Et à ce propos l’annonce par Christian Charrière-Bournazel, Bâtonnier de l’Ordre des avocats du barreau de Paris, en avril dernier de son projet de déménagement de l’EFB, école des avocats de Paris s’inscrit parfaitement dans cet aspect du débat du Grand-Paris. Devant l’augmentation du nombre d’élèves et la nécessité d’agrandir ses locaux, situés rue de Charenton près de Bastille, à Paris intra-muros, il propose d’installer en banlieue, à Aubervilliers l’école à laquelle il souhaite dans le futur donner un statut européen, en créant une grande Ecole de Formation des juristes européens. Levée de boucliers de certains élèves et enseignants qui dénoncent un exil dans une zone mal desservie en transports publics, un éloignement des lieux traditionnels d’activités de la profession, un handicap à la vie étudiante, et même une question de sécurité. On peut lire dans un journal publié par des élèves que « l’école est composée à 66% de filles. Que feront-elles dans une zone urbaine à risque ? ». On peut suivre le débat sur des forums et blogues et trouver des soutiens au déménagement, comme celui qui explique que « tous les banlieusards ne sont pas des sauvages, je vous rassure », ou encore celui qui pour répondre aux caricatures du type « Aubervilliers c’est une zone de non-droit, certains élèves avocats ont déjà prévu d’acheter un jogging pour éviter de se faire dépouiller » écrit « rien que pour ça je suis pour un déménagement à Aubervilliers ». Certaines attaques plus radicales, mettent involontairement dans leur outrance le doigt sur la vraie question du Grand-Paris : « La ville est très dynamique avec 25% de chômage et un revenu par habitant parmi les plus bas d’Ile-de-France… Aubervilliers est aussi un haut lieu de la culture et du savoir… disons-le franchement : les bibliothèques pullulent à Aubervilliers, les musées côtoient les usines et les bonnes tables se livrent une concurrence sans merci (notamment entre le café-restaurant « Georges Marchais » et le bar « Robert Hue »). Bref, c’est un endroit idéal pour des étudiants : un univers riche, stimulant et proche des avocats parisiens. » Que répondre à de telles remarques, au-delà de leur outrance ?
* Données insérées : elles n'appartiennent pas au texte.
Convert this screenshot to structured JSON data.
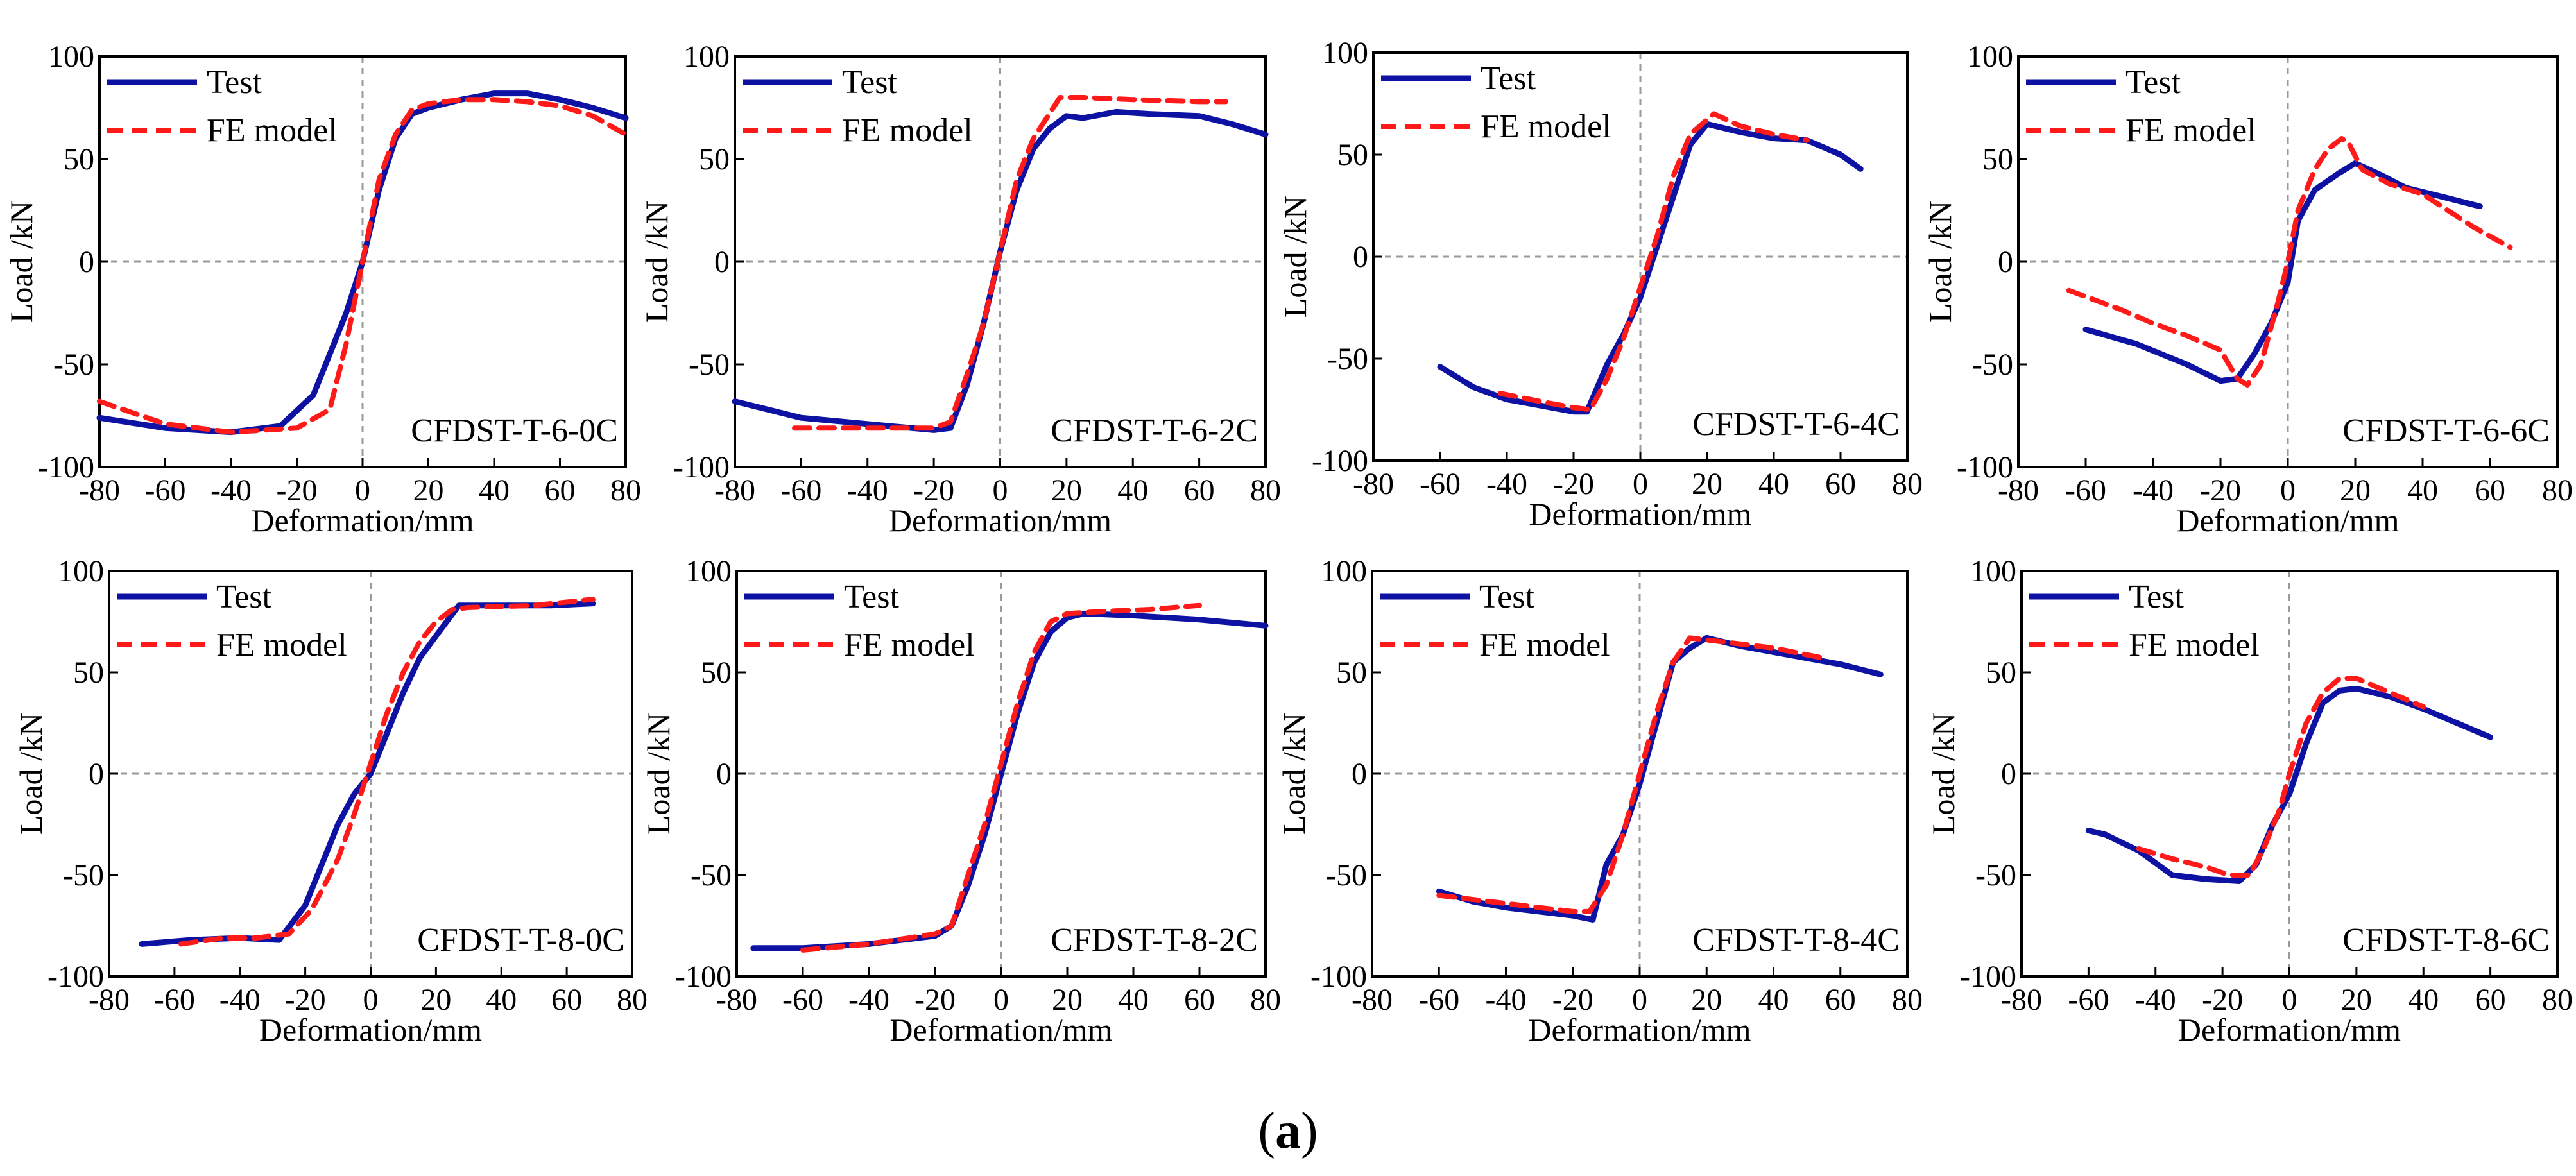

Le bâtiment dans lequel doit déménager l’EFB est un très beau bâtiment, du moins vu de l’extérieur, moderne. Mais il est vrai qu’il est situé au milieu d’un quartier en rénovation, une friche industrielle aujourd’hui, et que le programme de rénovation prendra encore du temps. Sur la question des transports, un service de navettes entre le RER et l’école sera installé, en attendant la prolongation de la ligne 12. On voit donc immédiatement ressurgir une double question, le déséquilibre entre les zones équipées et la lenteur du rattrapage. Mais aussi les blocages et les égoïsmes qui tentent de consolider et de pérenniser ces déséquilibres. L’école a aujourd’hui deux antennes en banlieue, une à Créteil et l’autre à Bobigny, mais lorsqu’il s’agit de déménager de Bastille à Aubervilliers, là ça coince. Aujourd’hui, une commission dirigée par un ancien bâtonnier a été chargée de donner son avis. Un déménagement cette année serait certainement prématuré, mais pour autant, faut-il faire une croix sur un tel projet, et ne pas donner à un tel quartier autant de chances que les autres quartiers du Grand-Paris ? Et d’ailleurs, il est intéressant de noter que c’est dans cette même zone urbaine que s’est tenue la semaine dernière la première session des Assises de la Métropole…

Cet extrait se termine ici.